Amalgam tattoo usually occurs on the mandibular gingiva, often in an area in which an apicoectomy ("root-end filling") with amalgam was carried out. After the gingiva, the alveolar mucosa and the buccal mucosa are the next most common sites, although any mucosal site in the mouth is possible. It is painless, and appears as a blue-black or grey discolored macule on the surface of the mucosa. The borders of the tattoo are variable, and may be well defined, irregular or diffuse.

==Causes==
Amalgam tattoo is caused by implantation of amalgam into the tissues. It may occur in several ways:

- During placement of an amalgam filling, e.g. if abrasions on the mucosa are present which allow entry of amalgam dust
- Shortly after placement of an amalgam filling, e.g. amalgam particles can contaminate dental floss and lead to linear amalgam tattoos in between the teeth, especially if flossing is carried out immediately after placement of an amalgam filling with a mesial or distal aspect
- Polishing of an amalgam filling
- The pressure from high speed turbine dental drills can be enough to force amalgam particles into soft tissue, as may occur when an old amalgam filling is being removed
- When a tooth with an amalgam filling is extracted, e.g. broken bits of amalgam filling falling into an extraction socket unnoticed
- When an amalgam filling is placed in the same appointment as a tooth extracted, as may occur in "quadrant dentistry"
- Apicectomies are common causes of amalgam tattoo, since the amalgam is being placed inside the alveolus and the soft tissues are replaced on top

Over time, the amalgam particles embedded in the soft tissues corrode. Macrophages take up the exogenous particles, and the silver in amalgam leads to staining of collagen fibers.

A similar appearance can be caused by implantation of graphite (e.g. from pencil leads), and is sometimes termed a graphite tattoo, although this is less common than tattooing with amalgam.

==Diagnosis==
The diagnosis is clinical. Amalgam tattoo can be distinguished from other causes of localized oral pigmentation because it does not change significantly in size or color, although it may appear to slowly enlarge for several months after the initial implantation of the metal particles. Some amalgam tattoos appear radio-opaque on radiographs (i.e. they show up on x-rays), although in many cases, amalgam tattoos have no radiographic features since the responsible particle(s) of amalgam are very small even though clinically the area of discolored mucosa is much larger.

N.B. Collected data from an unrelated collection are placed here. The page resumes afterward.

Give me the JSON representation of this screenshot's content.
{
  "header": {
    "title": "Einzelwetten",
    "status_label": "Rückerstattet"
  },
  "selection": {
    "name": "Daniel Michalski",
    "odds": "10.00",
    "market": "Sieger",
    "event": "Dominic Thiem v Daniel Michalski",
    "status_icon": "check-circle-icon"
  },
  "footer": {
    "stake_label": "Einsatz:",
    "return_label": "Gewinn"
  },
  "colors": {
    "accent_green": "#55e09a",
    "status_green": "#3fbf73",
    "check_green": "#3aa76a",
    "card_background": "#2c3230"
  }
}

If necessary, the diagnosis can be confirmed histologically by excisional biopsy, which excludes nevi and melanomas. If a biopsy is taken, the histopathologic appearance is:

- Pigmented fragments of metal within connective tissue
- Staining of reticulin fibers with silver salts
- A scattered arrangement of large, dark, solid fragments or a fine, black or dark brown granules
- Large particles may be surrounded by chronically inflamed fibrous tissue
- Smaller particles surrounded by more significant inflammation, which may be granulomatous or a mixture of lymphocytes and plasma cells

==Prevention==
Theoretically, routine use of a dental dam during dental procedures which involve amalgam should reduce the risk of amalgam tattoo.

==Treatment==
No treatment is required since the lesion is entirely benign. Some suggest that amalgam tattoos are best surgically excised so as to ensure the lesion does not represent a melanoma. Others say that excision should only be carried out if there is any doubt over the diagnosis, and that amalgam tattoos are managed by simple reassurance about the nature of the lesion. For example, if radio-opaque particles are demonstrated on the x-ray, biopsy is unnecessary.

==Epidemiology==
Amalgam tattoo is found in up to 1% of people in the general population. It is the most common cause of solitary or focal pigmentation of the oral mucosa.